For weeks after that Martin had tried to figure that kiss, its meaning. Surely she could not have known how much he might have imagined, after holding her at her father’s casket, her sweetness and innocence and beauty and vulnerability and how much a man like Martin felt like protecting and consoling and holding and touching her. Surely he’d been discreet, during the long hours of visitation at the funeral home, standing at the back of the chapel watching Elena and her mother greeting the neighbors and family and friends who came. She could hardly have any idea of her own beauty, the perfect form, her small arms, her lithe body, her dark eyes, her breasts, the softness of her walking. Martin had been determined to look professional, caring, concerned. He had made an effort not to stare. Surely it was only that she was overwhelmed with the graveside duties, the deep emotions, or having seen her mother embrace Martin, and awkward about the currencies of thanks and the conventions of familiarity, she had overstated her gratitude, overpaid her sense of indebtedness. Or maybe in some way that Martin could not sort out entirely, the attachment to her father, torn apart by his untimely dying, was looking for another “male” attachment? Martin remembered a movie he’d seen in which a young widow whose husband gets killed in World War II takes a teenage boy into her bed, in her grief.

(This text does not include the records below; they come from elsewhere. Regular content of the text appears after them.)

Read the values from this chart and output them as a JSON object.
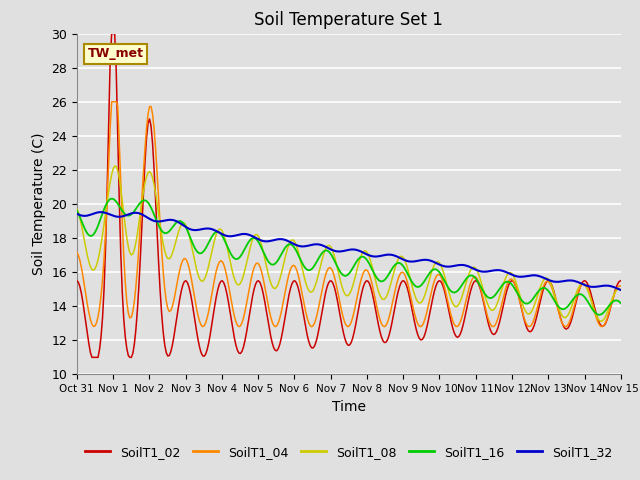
{
  "title": "Soil Temperature Set 1",
  "xlabel": "Time",
  "ylabel": "Soil Temperature (C)",
  "ylim": [
    10,
    30
  ],
  "yticks": [
    10,
    12,
    14,
    16,
    18,
    20,
    22,
    24,
    26,
    28,
    30
  ],
  "background_color": "#e0e0e0",
  "plot_bg_color": "#e0e0e0",
  "grid_color": "#ffffff",
  "series_colors": {
    "SoilT1_02": "#cc0000",
    "SoilT1_04": "#ff8800",
    "SoilT1_08": "#cccc00",
    "SoilT1_16": "#00cc00",
    "SoilT1_32": "#0000cc"
  },
  "annotation_text": "TW_met",
  "x_tick_labels": [
    "Oct 31",
    "Nov 1",
    "Nov 2",
    "Nov 3",
    "Nov 4",
    "Nov 5",
    "Nov 6",
    "Nov 7",
    "Nov 8",
    "Nov 9",
    "Nov 10",
    "Nov 11",
    "Nov 12",
    "Nov 13",
    "Nov 14",
    "Nov 15"
  ],
  "x_tick_positions": [
    0,
    1,
    2,
    3,
    4,
    5,
    6,
    7,
    8,
    9,
    10,
    11,
    12,
    13,
    14,
    15
  ]
}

Yes, love and grief, maybe something complex like that.

 

THERE WAS
a safety in dealing with only the parts—the arteries and chemistries, the closure of eyes and lip lines, the refitting of cranium and sternum, the treatment of cavities and viscera, the placement of hands, the suturing of wounds and incisions, the rouge and lipstick and nail polish, the dressing and hairdo and casketing. Duty had a way of separating Martin from what it was he was doing. Stuffing the opened cranium with cotton, fitting the skullcap back in place and easing the scalp back over the skull, thereby restoring the facial contours, and minding the tiny stitches from behind one ear to behind another was only part of the process of embalming; and embalming was only part of the process of laying out the dead, which was only part of the process of the funeral, and the funeral was only a part of the larger concept of a death in the family, and a death in the family was a more manageable prospect, more generic, somehow, than the horror—round and witless and recognizable and well beyond his professional abilities—of a lovely girl, grown lovelier as a woman, who leaned on him and counted on him and had kissed him once as if she meant it and who moved away and then got shot like an animal in the woods by a man about whom Martin knew next to nothing.

 

FOR MONTHS
after her father’s funeral, Martin kept an eye out for Elena. Her mother came to pay the bill, and pick up more holy cards and thank-you notes. And then she came to order a stone.
Beloved Husband and Father
, is what it said. Martin had advised her against a double marker. She was young and would surely remarry, he thought.